Drs. Francoise Brun-Vezinet and David Klatzmann had gone to the New York University symposium on AIDS in September to present their data on “AIDS in France: The African Hypothesis.” Their theory was that AIDS had come out of Africa, since so many of the early cases were among Africans and Europeans who had been to Central Africa shortly before falling ill. The African connection was all the talk of European AIDS researchers. Not too many months before that, Copenhagen’s Dr. Ib Bygbjerg, recalling the horrible death of his friend Grethe Rask, was derided for linking AIDS to infectious tropical diseases. Now, scientists in Brussels and Paris raced to be the first doctors to publish on the cases of
Pneumocystis
and virulent Kaposi’s sarcoma from the late 1970s.

Two distinct waves of the AIDS epidemic were sweeping Europe—the first dating back at least five years to Africa, and the second, more recent, among gay men who had contacts with American homosexuals, usually in New York City.

What had excited Brun and Klatzmann, however, was the scientific gossip about Human T-cell Leukemia virus, or HTLV, as the cause of AIDS. Dr. Robert Gallo at the National Cancer Institute had long hypothesized that HTLV had an African origin, being carried to Japan by Portuguese who had stopped in Africa on their way around the Horn in the late fifteenth century. HTLV was also endemic to the Caribbean, where the disease was festering among Haitians. Brun found the theory intriguing, given her studies into HTLV under Dr. Luc Montagnier at the Pasteur Institute.

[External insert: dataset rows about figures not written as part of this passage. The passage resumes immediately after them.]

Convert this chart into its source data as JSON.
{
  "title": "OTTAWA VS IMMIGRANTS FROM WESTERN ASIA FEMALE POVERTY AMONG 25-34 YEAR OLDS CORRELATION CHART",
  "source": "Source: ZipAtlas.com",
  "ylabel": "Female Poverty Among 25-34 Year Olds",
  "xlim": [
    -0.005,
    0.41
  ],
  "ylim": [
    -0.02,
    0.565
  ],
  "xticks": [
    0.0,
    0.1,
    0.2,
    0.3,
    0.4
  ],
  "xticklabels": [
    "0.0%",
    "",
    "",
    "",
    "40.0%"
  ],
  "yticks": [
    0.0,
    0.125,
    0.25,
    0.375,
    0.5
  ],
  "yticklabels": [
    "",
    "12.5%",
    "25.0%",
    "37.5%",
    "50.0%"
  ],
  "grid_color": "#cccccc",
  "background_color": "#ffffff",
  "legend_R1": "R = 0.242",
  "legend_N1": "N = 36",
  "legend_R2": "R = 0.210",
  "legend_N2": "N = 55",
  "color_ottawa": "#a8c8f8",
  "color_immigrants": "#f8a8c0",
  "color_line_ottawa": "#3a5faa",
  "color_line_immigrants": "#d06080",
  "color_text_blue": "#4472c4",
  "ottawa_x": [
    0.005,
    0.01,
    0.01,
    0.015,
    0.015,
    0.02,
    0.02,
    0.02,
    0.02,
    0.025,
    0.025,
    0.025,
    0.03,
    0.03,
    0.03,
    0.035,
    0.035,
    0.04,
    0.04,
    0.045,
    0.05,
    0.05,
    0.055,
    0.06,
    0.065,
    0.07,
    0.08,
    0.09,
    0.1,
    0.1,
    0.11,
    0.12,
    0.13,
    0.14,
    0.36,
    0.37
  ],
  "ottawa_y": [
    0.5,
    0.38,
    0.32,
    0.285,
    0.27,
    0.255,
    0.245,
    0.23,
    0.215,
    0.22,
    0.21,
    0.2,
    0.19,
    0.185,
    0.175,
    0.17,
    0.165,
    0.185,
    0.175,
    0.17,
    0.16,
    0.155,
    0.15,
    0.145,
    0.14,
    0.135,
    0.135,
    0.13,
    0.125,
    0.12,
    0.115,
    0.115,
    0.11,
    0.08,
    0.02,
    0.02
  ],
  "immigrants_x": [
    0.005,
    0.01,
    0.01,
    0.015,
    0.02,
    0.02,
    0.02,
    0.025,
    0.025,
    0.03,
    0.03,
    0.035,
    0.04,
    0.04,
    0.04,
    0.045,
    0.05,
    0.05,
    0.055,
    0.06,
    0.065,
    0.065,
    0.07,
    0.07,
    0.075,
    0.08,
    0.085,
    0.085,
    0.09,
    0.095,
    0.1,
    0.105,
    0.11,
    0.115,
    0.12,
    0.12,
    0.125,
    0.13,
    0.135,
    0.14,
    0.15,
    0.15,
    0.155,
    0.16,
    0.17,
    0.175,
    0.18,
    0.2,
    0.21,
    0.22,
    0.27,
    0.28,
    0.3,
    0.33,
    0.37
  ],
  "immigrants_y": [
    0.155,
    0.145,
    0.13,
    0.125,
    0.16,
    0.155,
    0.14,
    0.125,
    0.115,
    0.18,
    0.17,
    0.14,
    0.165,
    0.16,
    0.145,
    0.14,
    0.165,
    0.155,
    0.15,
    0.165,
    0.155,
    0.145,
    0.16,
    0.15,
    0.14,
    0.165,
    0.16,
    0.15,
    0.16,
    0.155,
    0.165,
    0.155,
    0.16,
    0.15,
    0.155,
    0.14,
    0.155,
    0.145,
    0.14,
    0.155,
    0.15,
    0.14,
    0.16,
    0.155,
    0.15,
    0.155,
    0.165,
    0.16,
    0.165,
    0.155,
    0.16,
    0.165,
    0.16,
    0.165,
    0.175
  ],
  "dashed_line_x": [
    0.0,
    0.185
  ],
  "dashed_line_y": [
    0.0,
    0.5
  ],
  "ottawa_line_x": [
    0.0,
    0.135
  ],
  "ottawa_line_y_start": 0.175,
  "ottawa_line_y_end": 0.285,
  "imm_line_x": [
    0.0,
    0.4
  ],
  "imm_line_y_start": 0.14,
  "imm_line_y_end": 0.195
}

Klatzmann, meanwhile, had spent much of the past year working up immunological profiles on Willy Rozenbaum’s AIDS patients.

Brun and Klatzmann were also part of the working group on AIDS that Dr. Willy Rozenbaum and Jacques Leibowitch had organized early in the year. After returning from New York, the researchers eagerly shared the talk about HTLV at the next European group meeting. They decided to try to enlist retrovirologists to study the hypothesis, hopefully at the Pasteur Institute, France’s most respected scientific institution.